Iranian publisher takes readers to John Steinbeck’s “Forgotten Village”

January 13, 2023 - 19:4

TEHRAN – John Steinbeck’s story “The Forgotten Village” has recently been published by the Taq publishing house in Tehran.

Originally published in 1941, the book has been translated into Persian by Yusef Najafi Jablu.

The novelist who wrote “The Grapes of Wrath” and the director who produced “Crisis and Lights Out” in Europe combined their superb talents to tell the story of the coming of modern medicine to the natives of Mexico.

There have been several notable examples of this pen-camera method of narration, but “The Forgotten Village” is unique among them in that the text was written before a single picture was shot. 
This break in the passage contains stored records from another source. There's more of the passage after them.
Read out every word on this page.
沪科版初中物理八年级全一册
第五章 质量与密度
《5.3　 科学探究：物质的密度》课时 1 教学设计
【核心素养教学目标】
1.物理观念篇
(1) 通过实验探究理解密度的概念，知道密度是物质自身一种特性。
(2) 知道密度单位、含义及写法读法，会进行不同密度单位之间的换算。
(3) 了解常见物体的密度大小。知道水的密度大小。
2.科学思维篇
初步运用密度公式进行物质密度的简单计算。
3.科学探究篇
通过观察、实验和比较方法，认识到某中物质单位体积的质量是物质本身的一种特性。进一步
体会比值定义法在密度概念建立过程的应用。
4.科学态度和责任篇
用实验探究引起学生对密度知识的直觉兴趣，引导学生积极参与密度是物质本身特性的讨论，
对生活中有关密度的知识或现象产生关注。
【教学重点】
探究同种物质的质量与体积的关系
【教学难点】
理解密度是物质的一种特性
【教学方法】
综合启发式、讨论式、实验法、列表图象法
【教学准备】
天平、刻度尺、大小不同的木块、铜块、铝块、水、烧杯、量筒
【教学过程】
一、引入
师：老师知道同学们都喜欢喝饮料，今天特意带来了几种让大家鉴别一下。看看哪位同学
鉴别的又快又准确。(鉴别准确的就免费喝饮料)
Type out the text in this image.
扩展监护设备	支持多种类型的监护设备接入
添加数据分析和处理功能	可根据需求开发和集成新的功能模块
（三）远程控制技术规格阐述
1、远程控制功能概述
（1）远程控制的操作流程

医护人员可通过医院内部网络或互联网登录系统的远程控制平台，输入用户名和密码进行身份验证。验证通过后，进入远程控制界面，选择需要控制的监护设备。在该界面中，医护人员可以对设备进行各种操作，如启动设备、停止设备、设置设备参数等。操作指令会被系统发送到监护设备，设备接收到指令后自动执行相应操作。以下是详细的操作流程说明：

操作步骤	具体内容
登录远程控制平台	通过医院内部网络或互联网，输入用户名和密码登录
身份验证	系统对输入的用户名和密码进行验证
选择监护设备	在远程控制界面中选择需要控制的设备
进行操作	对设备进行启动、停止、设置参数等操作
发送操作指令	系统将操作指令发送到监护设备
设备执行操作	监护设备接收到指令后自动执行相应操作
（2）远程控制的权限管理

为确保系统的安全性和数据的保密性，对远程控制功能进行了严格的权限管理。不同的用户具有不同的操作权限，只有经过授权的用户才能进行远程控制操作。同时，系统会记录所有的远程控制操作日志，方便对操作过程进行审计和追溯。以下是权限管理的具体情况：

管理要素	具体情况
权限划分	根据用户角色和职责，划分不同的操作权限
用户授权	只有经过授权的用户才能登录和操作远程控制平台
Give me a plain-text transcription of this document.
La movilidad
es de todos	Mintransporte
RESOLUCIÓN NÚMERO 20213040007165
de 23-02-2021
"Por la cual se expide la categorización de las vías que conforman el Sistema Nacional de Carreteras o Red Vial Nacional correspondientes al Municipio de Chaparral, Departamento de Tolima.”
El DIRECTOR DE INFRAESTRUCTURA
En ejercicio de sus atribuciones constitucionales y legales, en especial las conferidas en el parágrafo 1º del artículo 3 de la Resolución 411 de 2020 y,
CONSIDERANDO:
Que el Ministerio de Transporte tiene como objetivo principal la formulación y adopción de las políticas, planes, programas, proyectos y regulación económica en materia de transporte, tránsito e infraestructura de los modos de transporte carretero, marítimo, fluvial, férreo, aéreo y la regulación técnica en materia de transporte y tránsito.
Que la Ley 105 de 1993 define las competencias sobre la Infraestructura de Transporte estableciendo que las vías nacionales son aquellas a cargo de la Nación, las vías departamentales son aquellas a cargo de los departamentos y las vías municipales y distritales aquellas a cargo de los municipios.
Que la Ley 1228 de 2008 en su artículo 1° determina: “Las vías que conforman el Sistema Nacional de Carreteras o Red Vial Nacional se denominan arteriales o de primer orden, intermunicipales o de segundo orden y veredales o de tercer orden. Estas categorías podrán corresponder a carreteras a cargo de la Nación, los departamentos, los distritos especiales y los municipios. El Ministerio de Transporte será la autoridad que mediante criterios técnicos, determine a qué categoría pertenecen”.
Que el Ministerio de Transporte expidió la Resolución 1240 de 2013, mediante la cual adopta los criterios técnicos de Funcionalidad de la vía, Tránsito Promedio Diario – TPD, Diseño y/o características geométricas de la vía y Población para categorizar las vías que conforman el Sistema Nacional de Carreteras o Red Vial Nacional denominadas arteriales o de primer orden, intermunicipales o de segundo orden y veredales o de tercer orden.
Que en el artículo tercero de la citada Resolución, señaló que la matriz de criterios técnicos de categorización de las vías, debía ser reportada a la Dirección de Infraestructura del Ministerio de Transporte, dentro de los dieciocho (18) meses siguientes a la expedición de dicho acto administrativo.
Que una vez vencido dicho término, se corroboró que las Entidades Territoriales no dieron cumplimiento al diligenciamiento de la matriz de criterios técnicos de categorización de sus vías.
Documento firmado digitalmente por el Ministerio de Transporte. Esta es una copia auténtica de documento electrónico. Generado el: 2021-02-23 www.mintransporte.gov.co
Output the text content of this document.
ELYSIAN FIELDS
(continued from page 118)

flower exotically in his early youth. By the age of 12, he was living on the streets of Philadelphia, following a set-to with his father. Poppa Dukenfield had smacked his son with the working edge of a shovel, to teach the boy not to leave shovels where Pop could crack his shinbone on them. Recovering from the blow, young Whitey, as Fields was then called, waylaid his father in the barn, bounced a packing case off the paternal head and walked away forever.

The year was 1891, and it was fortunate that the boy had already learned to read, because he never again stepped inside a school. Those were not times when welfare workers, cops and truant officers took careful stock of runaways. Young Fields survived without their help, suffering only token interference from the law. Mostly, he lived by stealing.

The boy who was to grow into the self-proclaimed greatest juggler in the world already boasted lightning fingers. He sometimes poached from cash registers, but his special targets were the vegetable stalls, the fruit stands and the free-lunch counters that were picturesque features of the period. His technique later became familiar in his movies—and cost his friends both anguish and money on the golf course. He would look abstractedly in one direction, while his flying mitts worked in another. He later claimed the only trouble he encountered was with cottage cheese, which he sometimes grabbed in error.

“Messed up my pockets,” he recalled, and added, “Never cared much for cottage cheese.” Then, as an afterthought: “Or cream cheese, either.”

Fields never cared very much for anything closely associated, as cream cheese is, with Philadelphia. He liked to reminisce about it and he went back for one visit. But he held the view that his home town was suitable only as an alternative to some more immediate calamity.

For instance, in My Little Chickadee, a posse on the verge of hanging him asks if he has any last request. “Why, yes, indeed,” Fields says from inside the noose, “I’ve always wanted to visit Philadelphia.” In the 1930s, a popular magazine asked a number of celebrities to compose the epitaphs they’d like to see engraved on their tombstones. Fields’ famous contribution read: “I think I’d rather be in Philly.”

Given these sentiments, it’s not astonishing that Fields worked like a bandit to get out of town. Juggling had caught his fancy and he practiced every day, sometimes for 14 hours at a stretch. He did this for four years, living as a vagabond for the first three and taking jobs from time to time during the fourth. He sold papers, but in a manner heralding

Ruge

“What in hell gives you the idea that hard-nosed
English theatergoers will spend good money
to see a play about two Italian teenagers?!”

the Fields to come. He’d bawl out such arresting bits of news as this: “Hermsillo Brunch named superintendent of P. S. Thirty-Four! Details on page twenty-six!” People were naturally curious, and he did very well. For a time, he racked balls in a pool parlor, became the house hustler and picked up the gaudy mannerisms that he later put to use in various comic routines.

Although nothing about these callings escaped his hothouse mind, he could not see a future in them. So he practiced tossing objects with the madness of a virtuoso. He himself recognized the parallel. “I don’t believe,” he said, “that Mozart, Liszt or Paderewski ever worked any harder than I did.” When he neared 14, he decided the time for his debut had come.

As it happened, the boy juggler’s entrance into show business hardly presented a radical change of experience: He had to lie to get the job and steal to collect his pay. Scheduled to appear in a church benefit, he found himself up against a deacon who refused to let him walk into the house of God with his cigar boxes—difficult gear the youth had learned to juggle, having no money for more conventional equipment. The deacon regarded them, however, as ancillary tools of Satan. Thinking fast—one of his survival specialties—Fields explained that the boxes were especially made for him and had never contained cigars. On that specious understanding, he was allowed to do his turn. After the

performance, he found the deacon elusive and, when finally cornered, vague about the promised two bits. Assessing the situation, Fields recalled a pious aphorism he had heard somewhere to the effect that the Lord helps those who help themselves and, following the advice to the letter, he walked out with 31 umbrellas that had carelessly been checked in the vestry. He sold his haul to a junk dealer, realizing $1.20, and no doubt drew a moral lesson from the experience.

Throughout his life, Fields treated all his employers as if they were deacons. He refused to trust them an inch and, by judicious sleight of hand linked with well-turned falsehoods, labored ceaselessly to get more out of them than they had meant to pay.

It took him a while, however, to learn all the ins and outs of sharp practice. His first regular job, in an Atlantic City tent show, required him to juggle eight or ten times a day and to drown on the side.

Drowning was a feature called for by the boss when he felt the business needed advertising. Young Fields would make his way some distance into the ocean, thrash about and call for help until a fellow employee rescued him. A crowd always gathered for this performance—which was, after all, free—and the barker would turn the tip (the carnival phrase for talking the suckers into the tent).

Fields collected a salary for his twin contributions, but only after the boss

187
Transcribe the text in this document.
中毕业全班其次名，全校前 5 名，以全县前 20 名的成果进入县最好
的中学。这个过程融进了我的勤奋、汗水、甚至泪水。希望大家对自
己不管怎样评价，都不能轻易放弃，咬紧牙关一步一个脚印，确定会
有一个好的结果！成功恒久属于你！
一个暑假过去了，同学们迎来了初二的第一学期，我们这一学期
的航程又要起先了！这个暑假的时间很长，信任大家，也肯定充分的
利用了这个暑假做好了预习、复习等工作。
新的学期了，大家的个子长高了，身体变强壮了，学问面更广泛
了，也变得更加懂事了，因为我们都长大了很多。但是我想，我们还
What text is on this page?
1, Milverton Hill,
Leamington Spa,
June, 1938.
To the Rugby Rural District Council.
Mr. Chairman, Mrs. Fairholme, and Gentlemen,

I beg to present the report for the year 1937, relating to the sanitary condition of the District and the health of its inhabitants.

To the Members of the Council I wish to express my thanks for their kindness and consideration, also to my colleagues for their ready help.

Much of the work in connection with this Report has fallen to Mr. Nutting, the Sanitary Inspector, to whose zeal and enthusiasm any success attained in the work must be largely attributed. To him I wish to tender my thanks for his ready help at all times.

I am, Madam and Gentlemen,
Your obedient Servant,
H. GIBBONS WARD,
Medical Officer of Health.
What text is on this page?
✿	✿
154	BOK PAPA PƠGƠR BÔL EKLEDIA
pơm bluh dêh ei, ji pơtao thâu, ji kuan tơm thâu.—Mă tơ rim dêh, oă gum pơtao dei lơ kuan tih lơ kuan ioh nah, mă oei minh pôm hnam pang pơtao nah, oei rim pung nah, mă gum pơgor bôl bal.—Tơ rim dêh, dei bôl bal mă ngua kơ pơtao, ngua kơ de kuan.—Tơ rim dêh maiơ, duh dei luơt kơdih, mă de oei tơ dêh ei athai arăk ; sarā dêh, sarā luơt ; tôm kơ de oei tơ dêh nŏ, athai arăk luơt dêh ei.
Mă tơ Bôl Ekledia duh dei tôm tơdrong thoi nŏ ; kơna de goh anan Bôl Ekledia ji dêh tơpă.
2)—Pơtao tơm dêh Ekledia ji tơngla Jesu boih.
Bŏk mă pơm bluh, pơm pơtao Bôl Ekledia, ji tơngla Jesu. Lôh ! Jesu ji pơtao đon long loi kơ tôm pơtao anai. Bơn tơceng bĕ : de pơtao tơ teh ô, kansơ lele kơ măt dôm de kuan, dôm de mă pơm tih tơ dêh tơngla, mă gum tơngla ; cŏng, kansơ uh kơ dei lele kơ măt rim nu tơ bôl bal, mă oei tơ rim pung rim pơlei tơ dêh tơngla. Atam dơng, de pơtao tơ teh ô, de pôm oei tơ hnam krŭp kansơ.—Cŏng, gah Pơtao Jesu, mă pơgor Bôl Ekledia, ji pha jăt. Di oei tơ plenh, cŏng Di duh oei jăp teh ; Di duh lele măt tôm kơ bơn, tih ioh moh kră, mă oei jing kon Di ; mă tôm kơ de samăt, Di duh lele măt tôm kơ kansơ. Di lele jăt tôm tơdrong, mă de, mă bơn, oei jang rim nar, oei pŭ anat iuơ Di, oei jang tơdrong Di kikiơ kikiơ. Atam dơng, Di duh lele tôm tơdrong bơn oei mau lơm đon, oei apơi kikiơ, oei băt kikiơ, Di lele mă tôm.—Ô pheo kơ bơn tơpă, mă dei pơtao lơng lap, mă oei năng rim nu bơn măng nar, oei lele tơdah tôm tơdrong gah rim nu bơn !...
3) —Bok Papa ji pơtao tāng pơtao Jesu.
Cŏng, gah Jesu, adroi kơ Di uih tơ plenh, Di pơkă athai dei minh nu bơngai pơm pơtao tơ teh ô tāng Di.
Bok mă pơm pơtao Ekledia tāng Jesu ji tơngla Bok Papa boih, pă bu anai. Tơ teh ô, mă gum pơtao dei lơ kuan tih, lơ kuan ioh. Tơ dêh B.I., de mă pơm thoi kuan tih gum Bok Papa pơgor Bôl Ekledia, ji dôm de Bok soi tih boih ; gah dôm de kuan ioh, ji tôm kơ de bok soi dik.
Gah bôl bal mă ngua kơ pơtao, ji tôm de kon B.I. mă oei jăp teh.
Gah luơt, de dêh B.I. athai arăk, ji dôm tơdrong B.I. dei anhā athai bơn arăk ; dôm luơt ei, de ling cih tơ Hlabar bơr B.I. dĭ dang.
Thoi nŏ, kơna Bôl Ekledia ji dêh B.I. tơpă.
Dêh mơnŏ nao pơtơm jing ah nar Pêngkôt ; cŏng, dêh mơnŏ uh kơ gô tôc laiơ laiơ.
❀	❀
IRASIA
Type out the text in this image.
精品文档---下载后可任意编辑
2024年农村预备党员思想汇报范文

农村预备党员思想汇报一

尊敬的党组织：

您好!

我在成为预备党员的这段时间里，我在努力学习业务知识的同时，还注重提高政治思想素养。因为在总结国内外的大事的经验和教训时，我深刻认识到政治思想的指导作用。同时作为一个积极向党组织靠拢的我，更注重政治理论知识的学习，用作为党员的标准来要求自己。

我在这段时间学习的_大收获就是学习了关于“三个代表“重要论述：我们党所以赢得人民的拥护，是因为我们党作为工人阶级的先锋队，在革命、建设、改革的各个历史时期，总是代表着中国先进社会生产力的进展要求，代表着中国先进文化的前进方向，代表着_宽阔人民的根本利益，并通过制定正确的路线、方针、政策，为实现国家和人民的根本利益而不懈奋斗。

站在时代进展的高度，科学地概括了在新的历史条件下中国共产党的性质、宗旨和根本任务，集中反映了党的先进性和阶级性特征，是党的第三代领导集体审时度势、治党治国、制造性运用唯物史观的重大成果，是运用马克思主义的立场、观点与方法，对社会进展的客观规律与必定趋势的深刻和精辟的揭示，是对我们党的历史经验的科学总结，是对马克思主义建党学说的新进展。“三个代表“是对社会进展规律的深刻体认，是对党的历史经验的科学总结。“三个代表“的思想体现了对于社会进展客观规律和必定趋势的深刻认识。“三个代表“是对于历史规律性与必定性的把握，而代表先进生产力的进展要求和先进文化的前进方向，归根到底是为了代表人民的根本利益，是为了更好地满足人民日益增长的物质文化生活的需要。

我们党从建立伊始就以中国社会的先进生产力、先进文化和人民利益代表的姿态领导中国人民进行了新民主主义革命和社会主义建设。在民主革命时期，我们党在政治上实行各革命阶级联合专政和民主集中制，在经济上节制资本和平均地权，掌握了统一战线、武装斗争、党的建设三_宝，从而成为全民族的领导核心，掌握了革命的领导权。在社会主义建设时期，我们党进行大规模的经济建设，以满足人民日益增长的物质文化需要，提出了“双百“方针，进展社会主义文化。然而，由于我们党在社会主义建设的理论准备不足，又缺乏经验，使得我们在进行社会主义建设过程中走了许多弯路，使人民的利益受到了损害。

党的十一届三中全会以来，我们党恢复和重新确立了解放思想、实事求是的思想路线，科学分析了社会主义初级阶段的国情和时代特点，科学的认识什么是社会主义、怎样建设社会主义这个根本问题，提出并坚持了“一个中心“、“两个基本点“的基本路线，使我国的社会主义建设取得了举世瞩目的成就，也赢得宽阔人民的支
The book and the movie from which it was made have, thus, continuity and a dramatic growth not to be found in the so-called “documentary” films.

Headed by Kline and with Steinbeck’s script at hand, the camera crew spent nine months off the trails of Mexico recording this narrative of birth and death, of witch doctors and vaccines, of the old Mexico and the new. 

They traveled thousands of miles to find just the village they needed; they borrowed children from the government school, took men from the fields, their wives from the markets, and an old medicine woman from her hut by the side of the trail. 

The motion picture they made (for release in 1941) is 8,000 feet long. From this wealth of pictures 136 photographs were selected for their intrinsic beauty and for the graceful harmony with which they accompany Steinbeck’s text.

This new script-photograph technique of narration conveys its ideas with unexcelled brilliance and immediacy. 

In the hands of such master storytellers as Steinbeck and Kline, it makes the reader catch his or her breath for the beauty and the truth of the tale.

Photo: Front cover of the Persian edition of John Steinbeck’s book “The Forgotten Village”.